Spotify

spotify
code
data-analysis
Author

Jaxson Marsh

Published

December 9, 2023

Let’s analyze the spotify data:

spotify <- read_csv('https://bcdanl.github.io/data/spotify_all.csv')
rmarkdown::paged_table(spotify) 

🎹

Variables for spotify data.frame

The following are the variables present in the spotify data.frame.

-‘pid’ -‘playlist_name’ -‘pos’ -‘artist_name’ -‘track_name’ -‘duration_ms’ -‘album_name’

Figure 1

Provide a ggplot barchart of the top 10 spotify artists.

top_artists <- spotify %>% 
  group_by(artist_name) %>%
  summarise(total_playlists = n_distinct(pid)) %>%
  top_n(10, total_playlists)

ggplot(top_artists, aes(x = reorder(artist_name, -total_playlists), y = total_playlists)) +
  geom_bar(stat = "identity", fill = "coral") +
  labs(title = "Top 10 Artists in Playlists",
       x = "Artist Name",
       y = "Number of Playlists") +
  theme_minimal() +
  theme(axis.text.x = element_text(angle = 45, hjust = 1))

Figure 2

Create both (1) a ggplot and (2) a simple comment to describe the distribution of ‘pos’ in playlists 🎸

library(ggplot2)

ggplot(spotify, aes(x = pos)) +
  geom_histogram(binwidth = 1, fill = "skyblue", color = "black") +
  labs(title = "Distribution of Position in Playlists",
       x = "Position",
       y = "Frequency") +
  theme_minimal()

The above figure shows us that the ones postion increases with a decrease in frequency, and vice versa, on spotify.

Figure 3

Provide both (1) a scatter plot (2) that shows the relationship between the ‘pos’ and the ‘duration_ms’ of the track 🎧

library(ggplot2)

set.seed(123)
random_subset <- spotify[sample(nrow(spotify), 500), ]
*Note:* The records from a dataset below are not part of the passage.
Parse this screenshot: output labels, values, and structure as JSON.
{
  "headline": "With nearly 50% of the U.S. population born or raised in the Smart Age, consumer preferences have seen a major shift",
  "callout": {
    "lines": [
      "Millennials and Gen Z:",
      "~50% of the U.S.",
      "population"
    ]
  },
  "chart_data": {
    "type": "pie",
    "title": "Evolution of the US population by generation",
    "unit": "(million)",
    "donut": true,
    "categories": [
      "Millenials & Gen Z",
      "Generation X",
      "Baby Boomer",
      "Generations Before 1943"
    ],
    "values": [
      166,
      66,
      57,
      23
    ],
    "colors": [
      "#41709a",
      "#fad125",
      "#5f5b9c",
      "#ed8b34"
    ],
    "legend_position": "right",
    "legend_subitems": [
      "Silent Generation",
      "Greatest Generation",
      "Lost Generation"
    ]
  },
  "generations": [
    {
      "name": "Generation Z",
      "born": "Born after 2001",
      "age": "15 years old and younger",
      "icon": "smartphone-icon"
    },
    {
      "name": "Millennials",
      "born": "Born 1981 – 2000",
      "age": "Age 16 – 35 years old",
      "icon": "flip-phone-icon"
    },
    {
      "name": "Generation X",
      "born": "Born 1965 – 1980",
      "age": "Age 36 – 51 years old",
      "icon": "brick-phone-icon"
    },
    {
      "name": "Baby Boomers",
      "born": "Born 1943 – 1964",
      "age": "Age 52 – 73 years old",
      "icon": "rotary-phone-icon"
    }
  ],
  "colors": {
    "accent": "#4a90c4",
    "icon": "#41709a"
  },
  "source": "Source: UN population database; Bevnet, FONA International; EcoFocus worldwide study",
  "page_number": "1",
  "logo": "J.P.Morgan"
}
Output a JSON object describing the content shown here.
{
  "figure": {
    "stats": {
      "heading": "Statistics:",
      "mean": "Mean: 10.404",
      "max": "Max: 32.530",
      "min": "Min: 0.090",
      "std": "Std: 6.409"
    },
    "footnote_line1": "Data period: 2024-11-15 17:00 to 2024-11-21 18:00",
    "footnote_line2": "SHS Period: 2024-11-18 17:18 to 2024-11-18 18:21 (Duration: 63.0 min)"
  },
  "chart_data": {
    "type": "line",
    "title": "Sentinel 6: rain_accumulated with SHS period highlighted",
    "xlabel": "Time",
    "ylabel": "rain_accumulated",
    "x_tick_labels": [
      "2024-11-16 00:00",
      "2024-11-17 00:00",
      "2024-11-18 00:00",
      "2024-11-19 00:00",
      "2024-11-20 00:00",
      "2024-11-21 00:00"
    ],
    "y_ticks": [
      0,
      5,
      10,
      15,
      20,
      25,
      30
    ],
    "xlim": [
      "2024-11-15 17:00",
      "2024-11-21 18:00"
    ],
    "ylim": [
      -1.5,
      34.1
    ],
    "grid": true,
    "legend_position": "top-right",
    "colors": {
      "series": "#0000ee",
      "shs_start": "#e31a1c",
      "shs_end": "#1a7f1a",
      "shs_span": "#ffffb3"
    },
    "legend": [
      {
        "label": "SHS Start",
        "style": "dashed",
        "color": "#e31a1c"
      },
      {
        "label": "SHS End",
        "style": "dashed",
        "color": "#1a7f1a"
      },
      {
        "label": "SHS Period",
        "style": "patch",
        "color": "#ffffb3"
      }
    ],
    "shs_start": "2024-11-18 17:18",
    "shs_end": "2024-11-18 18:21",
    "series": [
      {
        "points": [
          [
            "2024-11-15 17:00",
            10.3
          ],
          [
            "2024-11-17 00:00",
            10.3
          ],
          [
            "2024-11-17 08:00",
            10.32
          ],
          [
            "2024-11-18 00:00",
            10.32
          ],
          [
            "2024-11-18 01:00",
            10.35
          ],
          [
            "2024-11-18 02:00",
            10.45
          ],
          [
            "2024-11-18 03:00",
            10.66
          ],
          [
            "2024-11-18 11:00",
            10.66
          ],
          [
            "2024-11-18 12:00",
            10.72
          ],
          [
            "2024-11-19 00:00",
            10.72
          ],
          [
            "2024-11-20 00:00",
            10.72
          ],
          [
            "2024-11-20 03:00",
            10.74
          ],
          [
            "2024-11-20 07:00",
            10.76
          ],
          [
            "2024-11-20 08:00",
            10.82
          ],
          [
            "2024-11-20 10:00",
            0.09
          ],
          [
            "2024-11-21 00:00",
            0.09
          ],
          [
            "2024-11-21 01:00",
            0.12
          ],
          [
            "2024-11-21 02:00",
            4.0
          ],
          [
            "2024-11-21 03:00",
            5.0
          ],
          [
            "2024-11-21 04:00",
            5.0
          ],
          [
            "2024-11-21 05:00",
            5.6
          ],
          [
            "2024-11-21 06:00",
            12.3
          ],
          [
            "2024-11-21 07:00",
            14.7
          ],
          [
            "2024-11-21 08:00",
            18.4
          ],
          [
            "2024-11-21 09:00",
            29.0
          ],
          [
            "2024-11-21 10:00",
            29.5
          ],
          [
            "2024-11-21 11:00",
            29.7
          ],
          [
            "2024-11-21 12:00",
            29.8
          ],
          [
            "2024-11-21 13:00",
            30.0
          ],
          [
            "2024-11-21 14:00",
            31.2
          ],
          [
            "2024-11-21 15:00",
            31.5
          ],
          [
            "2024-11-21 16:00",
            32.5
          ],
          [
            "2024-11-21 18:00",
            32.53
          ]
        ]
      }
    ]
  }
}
ggplot(random_subset, aes(x = pos, y = duration_ms)) +
  geom_point(color = "orange", alpha = 0.7) +
  labs(title = "Scatter Plot of Position vs. Track Duration",
       x = "Position in Playlist",
       y = "Duration (ms)") +
  theme_minimal()

In this example, I created a ggplot function to create a scatter plot, mapping the x-axis to the position in the playlist (pos) and the y-axis to the duration of the track (duration_ms). By using a random subset of 500 points for better visualization, it was found that most songs fall along a similar duration regardless of their position in the playlist.